Same as GEN&SEX 157B |
| AFAM 152 | AFRICAN AMER POLTCS | STAFF | Examines politics of African Americans in order to gain a broader perspective of the American political process. Major developments in African American politics (including the civil rights movement, Black presidential bids), continuing problem of racism, responsiveness of key governing institutions.
Same as POL SCI 124E |
| AFAM 154 | HIP HOP CULTURE | DAULATZAI, S | With Nas’s landmark 1994 album Illmatic as our guide, this course will utilize film, video, documentary and music to explore the ways in which hip-hop culture has become a powerful tool to probe the larger American landscape. In doing so, we will use Illmatic as a lens to better understand hip-hop and not only the history that made it, but also the history that it made.
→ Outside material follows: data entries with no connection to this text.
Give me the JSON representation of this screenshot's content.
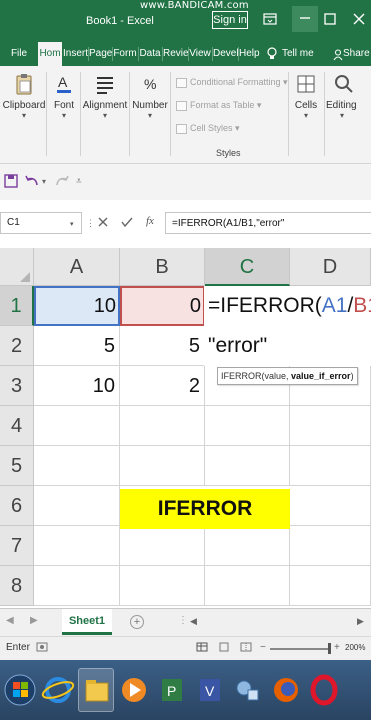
{
  "watermark": "www.BANDICAM.com",
  "window": {
    "title": "Book1 - Excel",
    "signin": "Sign in"
  },
  "tabs": [
    {
      "label": "File"
    },
    {
      "label": "Hom"
    },
    {
      "label": "Insert"
    },
    {
      "label": "Page"
    },
    {
      "label": "Form"
    },
    {
      "label": "Data"
    },
    {
      "label": "Revie"
    },
    {
      "label": "View"
    },
    {
      "label": "Devel"
    },
    {
      "label": "Help"
    }
  ],
  "tellme": "Tell me",
  "share": "Share",
  "ribbon": {
    "clipboard": "Clipboard",
    "font": "Font",
    "alignment": "Alignment",
    "number": "Number",
    "conditional_formatting": "Conditional Formatting",
    "format_as_table": "Format as Table",
    "cell_styles": "Cell Styles",
    "styles_group": "Styles",
    "cells": "Cells",
    "editing": "Editing"
  },
  "formula_bar": {
    "name_box": "C1",
    "formula": "=IFERROR(A1/B1,\"error\""
  },
  "columns": [
    "A",
    "B",
    "C",
    "D"
  ],
  "rows": [
    "1",
    "2",
    "3",
    "4",
    "5",
    "6",
    "7",
    "8"
  ],
  "cells": {
    "A1": "10",
    "B1": "0",
    "A2": "5",
    "B2": "5",
    "A3": "10",
    "B3": "2"
  },
  "editing_cell": {
    "prefix": "=IFERROR(",
    "ref1": "A1",
    "op": "/",
    "ref2": "B1",
    "comma": ",",
    "line2": "\"error\""
  },
  "tooltip": {
    "fn_sig": "IFERROR(value, ",
    "current_arg": "value_if_error",
    "close": ")"
  },
  "banner": "IFERROR",
  "sheet_tab": "Sheet1",
  "status": {
    "mode": "Enter",
    "zoom": "200%",
    "zoom_level": 1.0
  },
  "colors": {
    "excel_green": "#217346",
    "ref_blue": "#4472c4",
    "ref_red": "#c0504d",
    "banner_yellow": "#ffff00"
  }
}
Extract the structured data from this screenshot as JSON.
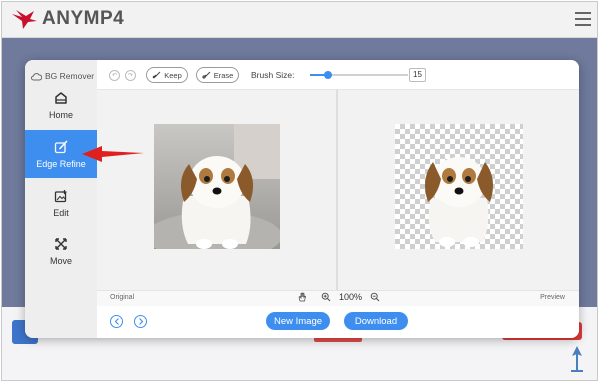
{
  "site": {
    "brand": "ANYMP4",
    "menu_icon": "hamburger-menu-icon"
  },
  "app": {
    "title": "BG Remover",
    "nav": [
      {
        "label": "Home",
        "icon": "home-icon",
        "active": false
      },
      {
        "label": "Edge Refine",
        "icon": "edge-refine-icon",
        "active": true
      },
      {
        "label": "Edit",
        "icon": "image-edit-icon",
        "active": false
      },
      {
        "label": "Move",
        "icon": "move-icon",
        "active": false
      }
    ]
  },
  "toolbar": {
    "undo_icon": "undo-icon",
    "redo_icon": "redo-icon",
    "keep_label": "Keep",
    "erase_label": "Erase",
    "brush_label": "Brush Size:",
    "brush_value": "15",
    "brush_level_fraction": 0.18
  },
  "canvas": {
    "original_label": "Original",
    "preview_label": "Preview",
    "zoom": "100%"
  },
  "footer": {
    "new_image_label": "New Image",
    "download_label": "Download"
  },
  "colors": {
    "accent": "#3e8ef0",
    "callout_arrow": "#e01f1f",
    "brand_red": "#c8102e"
  }
}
So that while this course is about exploring hip-hop through Illmatic, it’s also about exploring America through Illmatic, offering us the possibility to explore the fertile ground and volatile minefield that surround it: the post-Civil Rights and Black Power era, the shifting sands of race and the emergence of the global economy, the guerilla artistry around media so central to hip-hop, the changing marketplace and hypercommodification of the culture, questions around gender and sexuality, art and aesthetics, and also hip-hop’s enduring ability to speak truth to power. This course is open to all students. Please contact Prof. Daulatzai at sdaulatz@uci.edu for an authorization code for this course.
Same as FLM&MDA 112 |
| AFAM 154 | BLACK NATIONALISM | JAMES, W | The course investigates the roots and explores the main currents and expressions of black nationalism and Pan-Africanism in the US and wider Atlantic world. Beginning with the challenge of the Haitian Revolution, the course chronologically explores black dreams of emancipation as expressed in the writings and political exertions of the movement’s main protagonists, such as David Walker, John Brown Russwurm, Martin Delaney, Robert Campbell, Edward Wilmot Blyden in the nineteenth century, through to Marcus Garvey, Amy Jacques Garvey, George Padmore, Kwame Nkrumah, and Malcom X and the Nation of Islam in the twentieth century. The course documents the various ideological strands of the movement, making note of their similarities and differences, their achievements and failings.